At our most recent LibDevOps one of the participants mentioned the new European GDPR (General Data Protection Regulation) which was adopted in 2016 and becomes enforceable in May of this year. They mentioned how much this was going to affect them. I know next to nothing so I went to look it up. Article 17 mandates a right to erasure, more commonly called the right to be forgotten. This is something I can get behind.
A right to be forgotten seems tricky from the reading I did. It’s not immediately clear what this means or to what extent it’s even possible. That’s for lawyers and courts to work out was my take. I won't dare comment on the legal interpretation of the regulation. I saw laws that require companies to delete information and laws that require them to retain information, and no doubt there are debates on how to reconcile these.
What interested me however is the logical and possibly statistical issues that these sort of privacy laws bring up. I am not talking about the GDPR specifically.
Suppose you or I had participated in some survey (database) and a report showed that there were 500 drinkers in my region. I realize this affects my insurance and I ask to removed from the database, and now a revised report shows that there are 499 drinkers in the region. What does that tell you about me? I mean in the case of this database. (stay focused ;-)) I'm assuming here big aggregate queries would violate privacy
You might object that removing me from the database doesn’t really cause me to be forgotten if we retain the fact that I was removed from the database. We have to forget that I was forgotten, maybe like George Bailey in "It’s a Wonderful Life." While the fictional George Bailey was able to see what life would have been like if he had never been born, I am denied that option. Truly forgetting anything in a world of ubiquitous databases may not be possible. It may require a cascade of changes that are illegal, impractical, or impossible.

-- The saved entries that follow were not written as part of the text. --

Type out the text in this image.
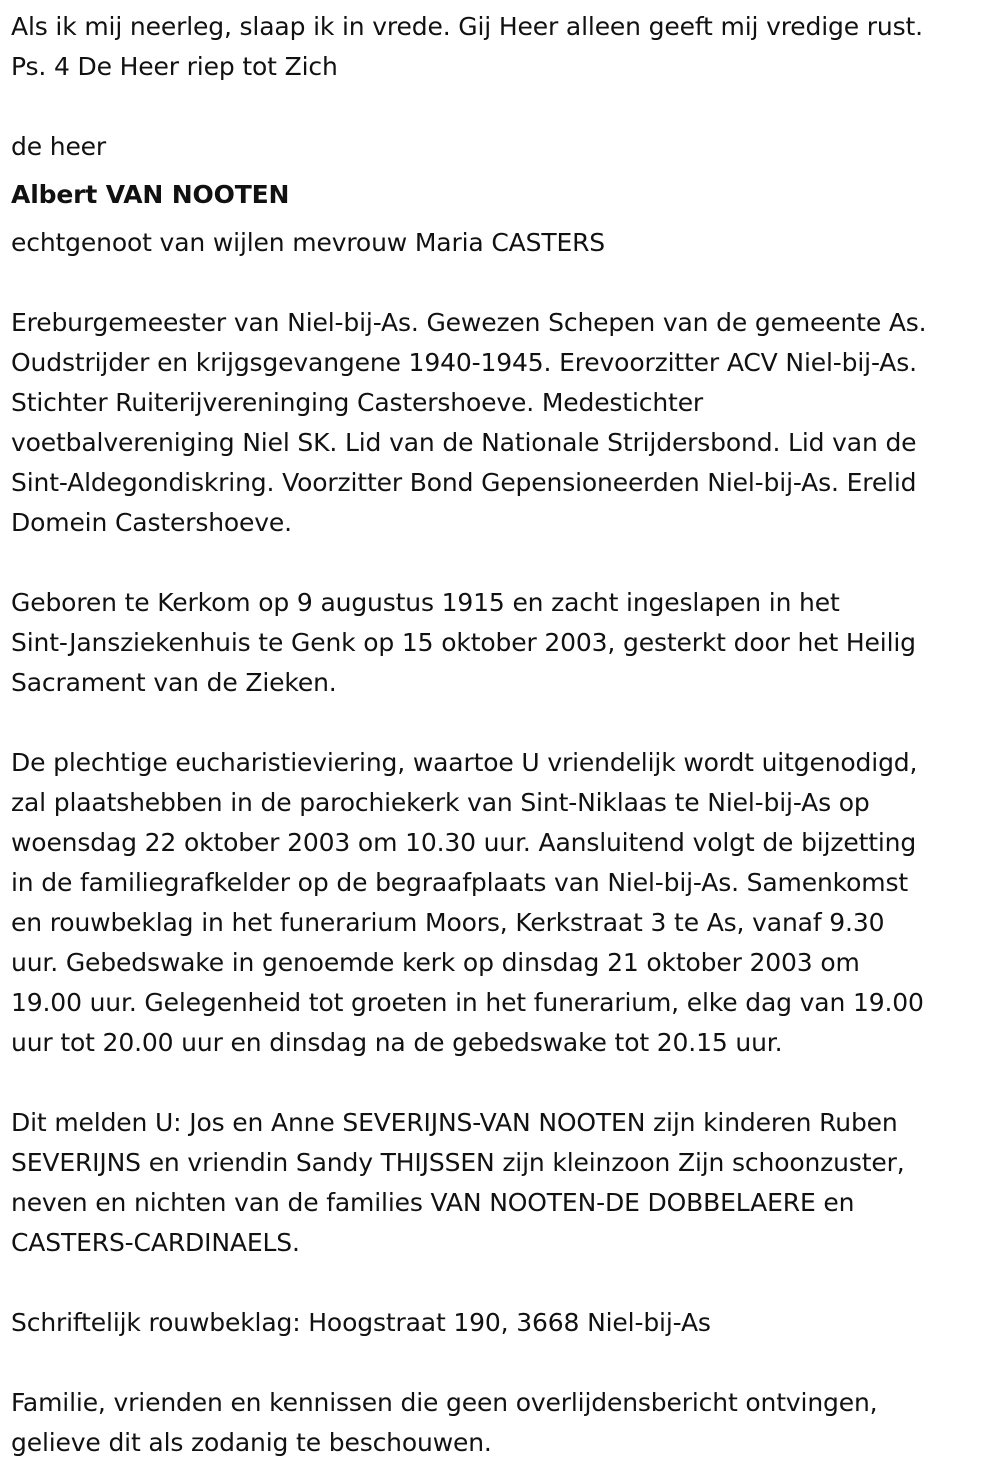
Als ik mij neerleg, slaap ik in vrede. Gij Heer alleen geeft mij vredige rust.

Ps. 4 De Heer riep tot Zich

de heer

Albert VAN NOOTEN

echtgenoot van wijlen mevrouw Maria CASTERS

Ereburgemeester van Niel-bij-As. Gewezen Schepen van de gemeente As.

Oudstrijder en krijgsgevangene 1940-1945. Erevoorzitter ACV Niel-bij-As.

Stichter Ruiterijvereninging Castershoeve. Medestichter

voetbalvereniging Niel SK. Lid van de Nationale Strijdersbond. Lid van de

Sint-Aldegondiskring. Voorzitter Bond Gepensioneerden Niel-bij-As. Erelid

Domein Castershoeve.

Geboren te Kerkom op 9 augustus 1915 en zacht ingeslapen in het

Sint-Jansziekenhuis te Genk op 15 oktober 2003, gesterkt door het Heilig

Sacrament van de Zieken.

De plechtige eucharistieviering, waartoe U vriendelijk wordt uitgenodigd,

zal plaatshebben in de parochiekerk van Sint-Niklaas te Niel-bij-As op

woensdag 22 oktober 2003 om 10.30 uur. Aansluitend volgt de bijzetting

in de familiegrafkelder op de begraafplaats van Niel-bij-As. Samenkomst

en rouwbeklag in het funerarium Moors, Kerkstraat 3 te As, vanaf 9.30

uur. Gebedswake in genoemde kerk op dinsdag 21 oktober 2003 om

19.00 uur. Gelegenheid tot groeten in het funerarium, elke dag van 19.00

uur tot 20.00 uur en dinsdag na de gebedswake tot 20.15 uur.

Dit melden U: Jos en Anne SEVERIJNS-VAN NOOTEN zijn kinderen Ruben

SEVERIJNS en vriendin Sandy THIJSSEN zijn kleinzoon Zijn schoonzuster,

neven en nichten van de families VAN NOOTEN-DE DOBBELAERE en

CASTERS-CARDINAELS.

Schriftelijk rouwbeklag: Hoogstraat 190, 3668 Niel-bij-As

Familie, vrienden en kennissen die geen overlijdensbericht ontvingen,

gelieve dit als zodanig te beschouwen.
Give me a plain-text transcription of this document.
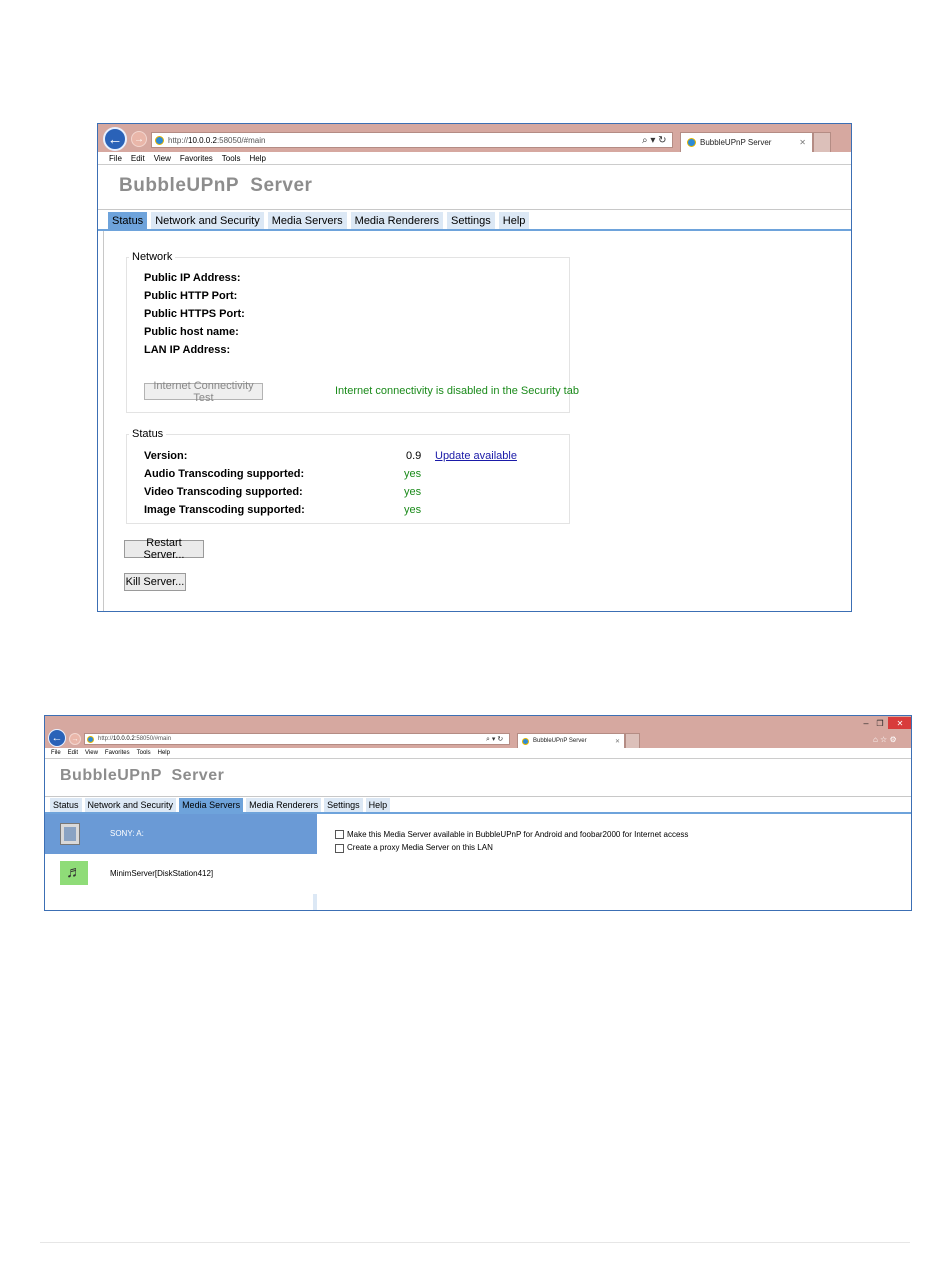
← →	http:// 10.0.0.2 :58050/#main	⌕ ▾ ↻	BubbleUPnP Server	✕
File Edit View Favorites Tools Help
BubbleUPnP  Server
Status Network and Security Media Servers Media Renderers Settings Help
Network
Public IP Address:
Public HTTP Port:
Public HTTPS Port:
Public host name:
LAN IP Address:
Internet Connectivity Test
Internet connectivity is disabled in the Security tab
Status
Version:	0.9 Update available
Audio Transcoding supported:	yes
Video Transcoding supported:	yes
Image Transcoding supported:	yes
Restart Server...
Kill Server...
– ❐ ✕
← →	http:// 10.0.0.2 :58050/#main	⌕ ▾ ↻	BubbleUPnP Server	✕	⌂ ☆ ⚙
File Edit View Favorites Tools Help
BubbleUPnP  Server
Status Network and Security Media Servers Media Renderers Settings Help
SONY: A:
♬	MinimServer[DiskStation412]
Make this Media Server available in BubbleUPnP for Android and foobar2000 for Internet access
Create a proxy Media Server on this LAN
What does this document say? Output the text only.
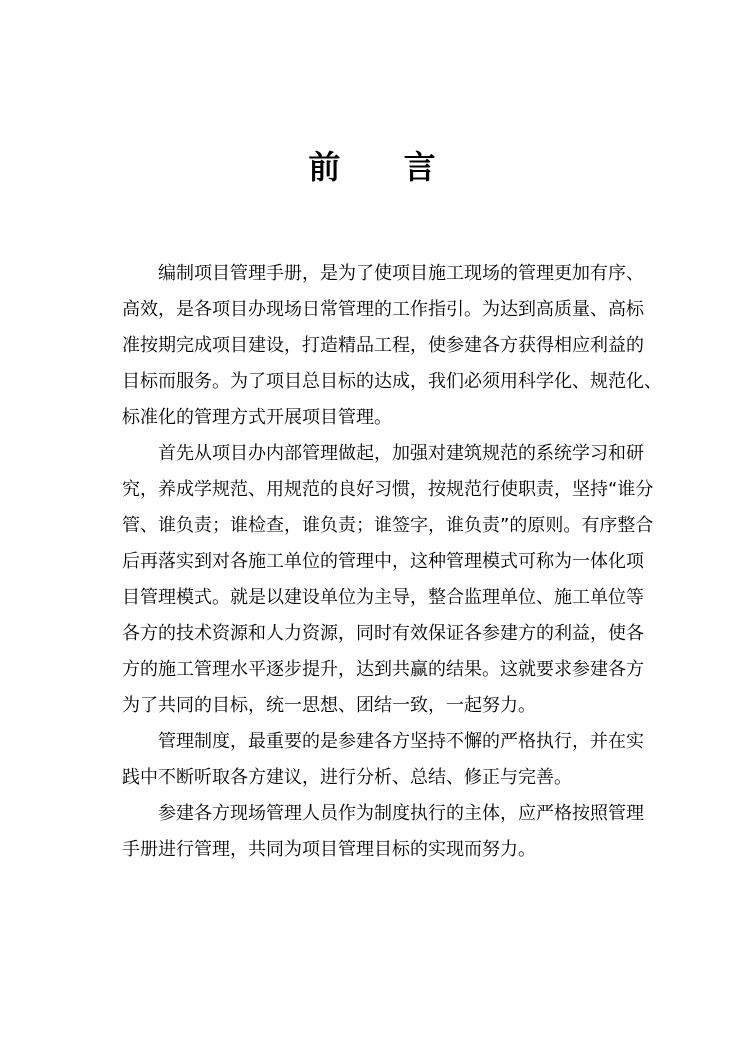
前 言
编制项目管理手册，是为了使项目施工现场的管理更加有序、
高效，是各项目办现场日常管理的工作指引。为达到高质量、高标
准按期完成项目建设，打造精品工程，使参建各方获得相应利益的
目标而服务。为了项目总目标的达成，我们必须用科学化、规范化、
标准化的管理方式开展项目管理。
首先从项目办内部管理做起，加强对建筑规范的系统学习和研
究，养成学规范、用规范的良好习惯，按规范行使职责，坚持“谁分
管、谁负责；谁检查，谁负责；谁签字，谁负责”的原则。有序整合
后再落实到对各施工单位的管理中，这种管理模式可称为一体化项
目管理模式。就是以建设单位为主导，整合监理单位、施工单位等
各方的技术资源和人力资源，同时有效保证各参建方的利益，使各
方的施工管理水平逐步提升，达到共赢的结果。这就要求参建各方
为了共同的目标，统一思想、团结一致，一起努力。
管理制度，最重要的是参建各方坚持不懈的严格执行，并在实
践中不断听取各方建议，进行分析、总结、修正与完善。
参建各方现场管理人员作为制度执行的主体，应严格按照管理
手册进行管理，共同为项目管理目标的实现而努力。
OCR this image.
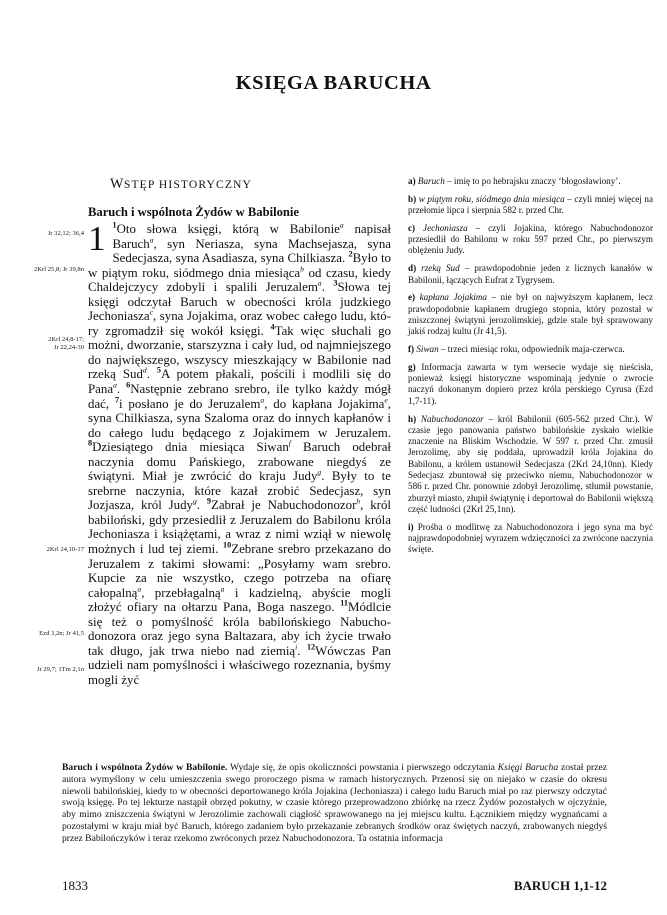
KSIĘGA BARUCHA
Jr 32,12; 36,4
2Krl 25,8; Jr 39,8n
2Krl 24,8-17;
Jr 22,24-30
2Krl 24,10-17
Ezd 3,2n; Jr 41,5
Jr 29,7; 1Tm 2,1n
WSTĘP HISTORYCZNY
Baruch i wspólnota Żydów w Babilonie
1 $^1$Oto słowa księgi, którą w Babilonie$^a$ napisał Baruch$^a$, syn Neriasza, syna Machsejasza, syna Sedecjasza, syna Asadiasza, syna Chilkiasza. $^2$Było to w piątym roku, siódmego dnia miesiąca$^b$ od czasu, kiedy Chaldejczycy zdobyli i spalili Jeruzalem$^a$. $^3$Słowa tej księgi odczytał Baruch w obecności króla judzkiego Jechoniasza$^c$, syna Jojakima, oraz wobec całego ludu, który zgromadził się wokół księgi. $^4$Tak więc słuchali go możni, dworzanie, starszyzna i cały lud, od najmniejszego do największego, wszyscy mieszkający w Babilonie nad rzeką Sud$^d$. $^5$A potem płakali, pościli i modlili się do Pana$^a$. $^6$Następnie zebrano srebro, ile tylko każdy mógł dać, $^7$i posłano je do Jeruzalem$^a$, do kapłana Jojakima$^e$, syna Chilkiasza, syna Szaloma oraz do innych kapłanów i do całego ludu będącego z Jojakimem w Jeruzalem. $^8$Dziesiątego dnia miesiąca Siwan$^f$ Baruch odebrał naczynia domu Pańskiego, zrabowane niegdyś ze świątyni. Miał je zwrócić do kraju Judy$^g$. Były to te srebrne naczynia, które kazał zrobić Sedecjasz, syn Jozjasza, król Judy$^g$. $^9$Zabrał je Nabuchodonozor$^h$, król babiloński, gdy przesiedlił z Jeruzalem do Babilonu króla Jechoniasza i książętami, a wraz z nimi wziął w niewolę możnych i lud tej ziemi. $^{10}$Zebrane srebro przekazano do Jeruzalem z takimi słowami: „Posyłamy wam srebro. Kupcie za nie wszystko, czego potrzeba na ofiarę całopalną$^a$, przebłagalną$^a$ i kadzielną, abyście mogli złożyć ofiary na ołtarzu Pana, Boga naszego. $^{11}$Módlcie się też o pomyślność króla babilońskiego Nabuchodonozora oraz jego syna Baltazara, aby ich życie trwało tak długo, jak trwa niebo nad ziemią$^i$. $^{12}$Wówczas Pan udzieli nam pomyślności i właściwego rozeznania, byśmy mogli żyć

a) Baruch – imię to po hebrajsku znaczy ‘błogosławiony’.
b) w piątym roku, siódmego dnia miesiąca – czyli mniej więcej na przełomie lipca i sierpnia 582 r. przed Chr.
c) Jechoniasza – czyli Jojakina, którego Nabuchodonozor przesiedlił do Babilonu w roku 597 przed Chr., po pierwszym oblężeniu Judy.
d) rzeką Sud – prawdopodobnie jeden z licznych kanałów w Babilonii, łączących Eufrat z Tygrysem.
e) kapłana Jojakima – nie był on najwyższym kapłanem, lecz prawdopodobnie kapłanem drugiego stopnia, który pozostał w zniszczonej świątyni jerozolimskiej, gdzie stale był sprawowany jakiś rodzaj kultu (Jr 41,5).
f) Siwan – trzeci miesiąc roku, odpowiednik maja-czerwca.
g) Informacja zawarta w tym wersecie wydaje się nieścisła, ponieważ księgi historyczne wspominają jedynie o zwrocie naczyń dokonanym dopiero przez króla perskiego Cyrusa (Ezd 1,7-11).
h) Nabuchodonozor – król Babilonii (605-562 przed Chr.). W czasie jego panowania państwo babilońskie zyskało wielkie znaczenie na Bliskim Wschodzie. W 597 r. przed Chr. zmusił Jerozolimę, aby się poddała, uprowadził króla Jojakina do Babilonu, a królem ustanowił Sedecjasza (2Krl 24,10nn). Kiedy Sedecjasz zbuntował się przeciwko niemu, Nabuchodonozor w 586 r. przed Chr. ponownie zdobył Jerozolimę, stłumił powstanie, zburzył miasto, złupił świątynię i deportował do Babilonii większą część ludności (2Krl 25,1nn).
i) Prośba o modlitwę za Nabuchodonozora i jego syna ma być najprawdopodobniej wyrazem wdzięczności za zwrócone naczynia święte.
Baruch i wspólnota Żydów w Babilonie. Wydaje się, że opis okoliczności powstania i pierwszego odczytania Księgi Barucha został przez autora wymyślony w celu umieszczenia swego proroczego pisma w ramach historycznych. Przenosi się on niejako w czasie do okresu niewoli babilońskiej, kiedy to w obecności deportowanego króla Jojakina (Jechoniasza) i całego ludu Baruch miał po raz pierwszy odczytać swoją księgę. Po tej lekturze nastąpił obrzęd pokutny, w czasie którego przeprowadzono zbiórkę na rzecz Żydów pozostałych w ojczyźnie, aby mimo zniszczenia świątyni w Jerozolimie zachowali ciągłość sprawowanego na jej miejscu kultu. Łącznikiem między wygnańcami a pozostałymi w kraju miał być Baruch, którego zadaniem było przekazanie zebranych środków oraz świętych naczyń, zrabowanych niegdyś przez Babilończyków i teraz rzekomo zwróconych przez Nabuchodonozora. Ta ostatnia informacja
1833	BARUCH 1,1-12
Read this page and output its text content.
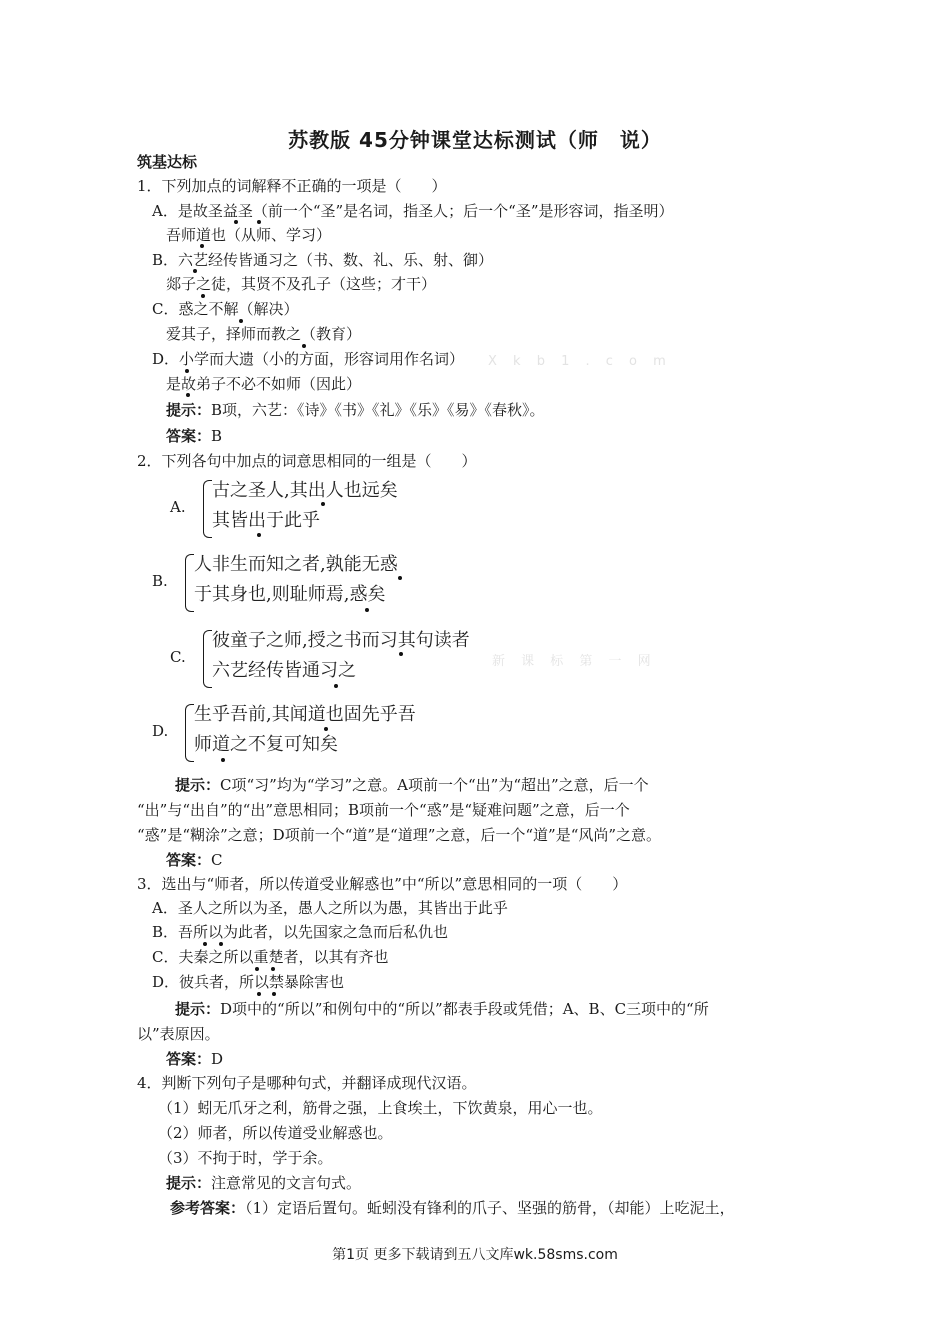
苏教版 45分钟课堂达标测试（师　说）
筑基达标
1．下列加点的词解释不正确的一项是（　　）
A．是故圣益圣（前一个“圣”是名词，指圣人；后一个“圣”是形容词，指圣明）
吾师道也（从师、学习）
B．六艺经传皆通习之（书、数、礼、乐、射、御）
郯子之徒，其贤不及孔子（这些；才干）
C．惑之不解（解决）
爱其子，择师而教之（教育）
D．小学而大遗（小的方面，形容词用作名词）
是故弟子不必不如师（因此）
提示：B项，六艺：《诗》《书》《礼》《乐》《易》《春秋》。
答案：B
2．下列各句中加点的词意思相同的一组是（　　）
A.
古之圣人,其出人也远矣
其皆出于此乎
B.
人非生而知之者,孰能无惑
于其身也,则耻师焉,惑矣
C.
彼童子之师,授之书而习其句读者
六艺经传皆通习之
D.
生乎吾前,其闻道也固先乎吾
师道之不复可知矣
提示：C项“习”均为“学习”之意。A项前一个“出”为“超出”之意，后一个
“出”与“出自”的“出”意思相同；B项前一个“惑”是“疑难问题”之意，后一个
“惑”是“糊涂”之意；D项前一个“道”是“道理”之意，后一个“道”是“风尚”之意。
答案：C
3．选出与“师者，所以传道受业解惑也”中“所以”意思相同的一项（　　）
A．圣人之所以为圣，愚人之所以为愚，其皆出于此乎
B．吾所以为此者，以先国家之急而后私仇也
C．夫秦之所以重楚者，以其有齐也
D．彼兵者，所以禁暴除害也
提示：D项中的“所以”和例句中的“所以”都表手段或凭借；A、B、C三项中的“所
以”表原因。
答案：D
4．判断下列句子是哪种句式，并翻译成现代汉语。
（1）蚓无爪牙之利，筋骨之强，上食埃土，下饮黄泉，用心一也。
（2）师者，所以传道受业解惑也。
（3）不拘于时，学于余。
提示：注意常见的文言句式。
参考答案：（1）定语后置句。蚯蚓没有锋利的爪子、坚强的筋骨，（却能）上吃泥土，
X k b 1 . c o m
新 课 标 第 一 网
第1页 更多下载请到五八文库wk.58sms.com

One possible solution I can think of to address the challenges of erasure is though differential privacy. A report constructed via a differentially private system would not have released the exact number of drinkers in my region but rather some randomized version of the exact result. Ideally the amount of noise added to the true result is large enough to protect me, but small enough that the result is useful to the person who wants to know the approximate number of drinkers in my region.
Differential privacy is both powerful and subtle. It gives a theoretically grounded way to quantify the privacy implications of someone’s participation or lack of participation in a database. But it comes with restrictions that may be hard to live with. For example, we cannot let someone ask the same question many times, or if we do, we must give the same answer each time. If the answers were generated afresh each time, one could average the results to remove the effect of the random noise.
This raises the question of what if we rerun this? How does one plan for that a-priori?
I still applaud the EU for attempting to tackle this problem. I am certain cleverer people than I will think of some of the problems I thought of after reading up on this. Meantime I feel bad for my friend who has to deal with this already.